Advancing U.S. Operational
Weather Prediction Capabilities in the Next Decade with Exascale HPC,
Machine Learning and Big Data Technologies
Mark Govett
ESRL/GSD
22 May, Noon, in 2155
Abstract:
A revolution in computing, modeling, software and big data is needed to
advance U.S. weather prediction capabilities in the next decade. An
estimated 1000 to 10000 times more computing is needed to advance
prediction models to cloud-resolving, 1-3KM resolution global scales.
However, existing models are not capable of exploiting future HPC
systems with tens to hundreds of millions of processors. Models will
need to be rewritten to use more efficient algorithms, incorporate
parallelism at all levels, minimize inter-processor communications, and
improve I/O efficiency. In addition, Artificial Intelligence (AI) can
be used to replace computeheavy calculations with fast, light-weight
algorithms.

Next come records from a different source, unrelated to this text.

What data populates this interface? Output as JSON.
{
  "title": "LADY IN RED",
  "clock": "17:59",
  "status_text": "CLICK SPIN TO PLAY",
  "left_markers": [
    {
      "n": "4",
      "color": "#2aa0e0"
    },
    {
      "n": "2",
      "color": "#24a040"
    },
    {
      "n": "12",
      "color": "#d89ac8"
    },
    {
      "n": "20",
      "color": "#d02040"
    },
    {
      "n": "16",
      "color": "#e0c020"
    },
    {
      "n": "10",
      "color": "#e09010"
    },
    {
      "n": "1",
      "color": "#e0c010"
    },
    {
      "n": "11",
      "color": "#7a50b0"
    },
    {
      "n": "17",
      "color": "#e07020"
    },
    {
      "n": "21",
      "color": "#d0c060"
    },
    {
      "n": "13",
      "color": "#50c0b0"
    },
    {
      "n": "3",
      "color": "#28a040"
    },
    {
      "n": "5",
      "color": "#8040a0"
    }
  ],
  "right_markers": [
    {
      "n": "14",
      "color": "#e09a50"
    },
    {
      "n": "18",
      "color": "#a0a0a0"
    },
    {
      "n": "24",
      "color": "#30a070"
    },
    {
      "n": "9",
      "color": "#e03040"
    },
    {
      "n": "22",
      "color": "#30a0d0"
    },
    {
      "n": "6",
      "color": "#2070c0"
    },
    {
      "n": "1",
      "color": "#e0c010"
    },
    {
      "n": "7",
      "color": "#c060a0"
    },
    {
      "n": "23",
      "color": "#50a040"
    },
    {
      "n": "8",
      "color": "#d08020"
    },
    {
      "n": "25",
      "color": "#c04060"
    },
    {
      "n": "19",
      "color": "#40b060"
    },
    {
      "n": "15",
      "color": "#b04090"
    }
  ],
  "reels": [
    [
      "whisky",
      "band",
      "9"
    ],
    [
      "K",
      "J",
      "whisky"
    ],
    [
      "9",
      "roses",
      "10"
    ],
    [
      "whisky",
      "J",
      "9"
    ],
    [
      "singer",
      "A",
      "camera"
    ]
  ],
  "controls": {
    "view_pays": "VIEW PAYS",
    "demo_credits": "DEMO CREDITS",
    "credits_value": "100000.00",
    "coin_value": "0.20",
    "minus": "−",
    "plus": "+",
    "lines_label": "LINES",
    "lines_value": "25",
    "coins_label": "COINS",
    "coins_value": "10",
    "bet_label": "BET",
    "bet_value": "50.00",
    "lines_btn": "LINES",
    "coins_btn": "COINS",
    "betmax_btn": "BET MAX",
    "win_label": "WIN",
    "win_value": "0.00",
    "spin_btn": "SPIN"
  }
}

AI and the rapidly growing field of Machine Learning (ML)
has the potential to disrupt the way weather prediction and
assimilation models are developed in the future.
In addition, the current prediction system is being overwhelmed with
too much data. New strategies are needed to more effectively handle the
ingest, processing, computation, and distribution of data within the
prediction system. Emerging technologies such as 5G networks, cloud
computing, ML, and edge computing can be used to support the
processing, distribution, and dissemination of data, information, and
insights to diverse end users.
This presentation will offer a critical and visionary assessment of key
technologies and developments needed to advance U.S. operational
weather prediction in the next decade. I will describe challenges in
our prediction system today and highlight exploratory developments at
GSD and other modeling centers to overcome these challenges.